Give the Devil His Due (The Sanheim Chronicles, Book Three) (35 page)

Read Give the Devil His Due (The Sanheim Chronicles, Book Three) Online

Authors: Rob Blackwell

Tags: #The Sanheim Chronicles: Book Three, #Sleepy Hollow, #Headless Horseman, #Samhain, #Sanheim, #urban fantasy series, #supernatural thriller

BOOK: Give the Devil His Due (The Sanheim Chronicles, Book Three)
6.87Mb size Format: txt, pdf, ePub

The carriage seemed to absorb the moonlight coming from above them. Kate opened the door, but Kieran appeared reluctant to step inside.

“This is it?” he asked. “We’re leaving now?”

A figure in a gray uniform appeared next to Kate.

“Ma’am,” he said. “We’re ready to depart when you are.”

“How are the troops?” Kate asked.

“Ready,” Clinton replied. “We’ll follow you to the ends of the earth.”

“Good,” Kate said. “Because that’s where we’re headed.”

At that moment, there was a strong breeze that rustled the tree tops. Kieran was alarmed and looked around, expecting to be attacked again. But Kate put her hand on his arm. New creatures came out of the woods before them.

Kate counted three at first, their skeletal faces giving off a greenish glow.
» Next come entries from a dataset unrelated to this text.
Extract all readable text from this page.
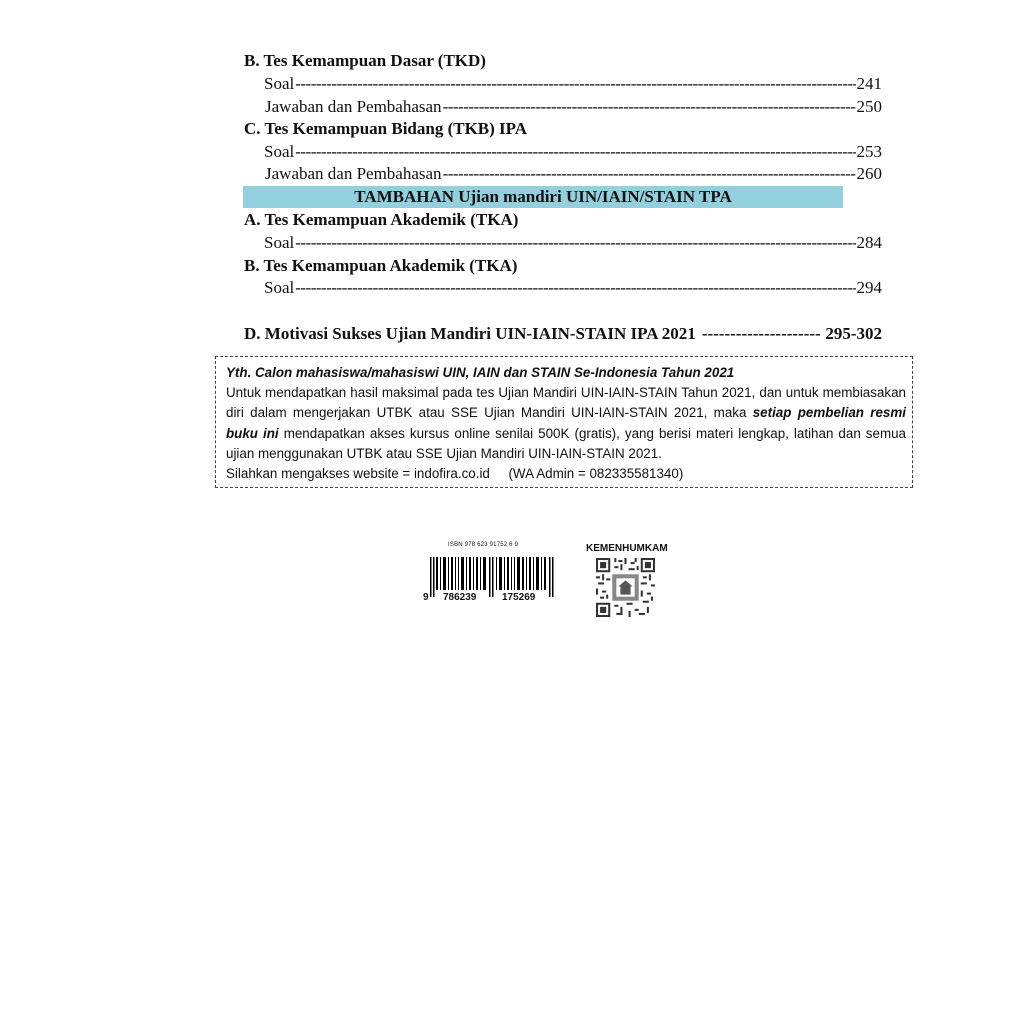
B. Tes Kemampuan Dasar (TKD)
Soal -----	241
Jawaban dan Pembahasan -----	250
C. Tes Kemampuan Bidang (TKB) IPA
Soal -----	253
Jawaban dan Pembahasan -----	260
TAMBAHAN Ujian mandiri UIN/IAIN/STAIN TPA
A. Tes Kemampuan Akademik (TKA)
Soal -----	284
B. Tes Kemampuan Akademik (TKA)
Soal -----	294
D. Motivasi Sukses Ujian Mandiri UIN-IAIN-STAIN IPA 2021 -----	295-302
Yth. Calon mahasiswa/mahasiswi UIN, IAIN dan STAIN Se-Indonesia Tahun 2021

Untuk mendapatkan hasil maksimal pada tes Ujian Mandiri UIN-IAIN-STAIN Tahun 2021, dan untuk membiasakan diri dalam mengerjakan UTBK atau SSE Ujian Mandiri UIN-IAIN-STAIN 2021, maka setiap pembelian resmi buku ini mendapatkan akses kursus online senilai 500K (gratis), yang berisi materi lengkap, latihan dan semua ujian menggunakan UTBK atau SSE Ujian Mandiri UIN-IAIN-STAIN 2021.

Silahkan mengakses website = indofira.co.id     (WA Admin = 082335581340)
ISBN 978 623 91752 6 9
9 786239	175269
KEMENHUMKAM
Their long, white hair dragged on the ground as they came forward. Then six more emerged behind them, and finally another row of six emerged. Kieran looked at Kate in surprise.

“Please tell me they’re friends of yours,” Kieran said.

As one, the wraiths knelt before Kate.

“We come to serve,” the first wraith said.

“We come to fight,” the second one added.

“We come to be set free,” the third one added.

Kate smiled at them, but Kieran still looked anxious.

“These are wraiths,” he said. “They’re the terrors of the supernatural world, Kate. Every evil poltergeist you’ve ever read about — it’s one of these things.”

“I know what they are,” Kate said.

“Do you?” Kieran asked. “They’re evil, Kate. Not just a little, but a lot.”

Kate took a long look at them, seeing how hungry these creatures appeared. They survived by feeding on the pain and suffering of others. They had long since forgotten what it felt like to be human. But that made what she was doing all the more important. She needed them — they would provide an element of surprise and ferocity against Carman and Sanheim. But they also needed her.

“Maybe,” she said. “But everyone needs a shot at redemption.”

She looked Kieran in the eye.

“Don’t you agree?” she asked pointedly.

He held her gaze and then slowly nodded.

“Yes. I suppose you’re right.”

“Good,” Kate said. She turned to the wraiths. Many more had emerged from the woods as they had talked. They blended into the darkness and were hard to count, but there were more than enough. “You’ve done well.”

The first one kneeling on the ground looked pleased.

“You are the last,” it said.

“You are the last,” the second one repeated.

Kate glared at the third one, who made a coughing noise and said nothing.

“I am the last,” Kate finished. She raised her voice to the throng of spirits around her. “I am the last, and this is the final battle. Will you follow me?”

The wraiths stood up and were silent, but their green eyes pulsed and gleamed as one. The ghosts of soldiers began to flock around them, a mix of the blue, the gray, and others. Kate noticed that some uniforms looked much newer, like desert camouflage, while others were far older, possibly from Roman times. Her call had gone out far and wide.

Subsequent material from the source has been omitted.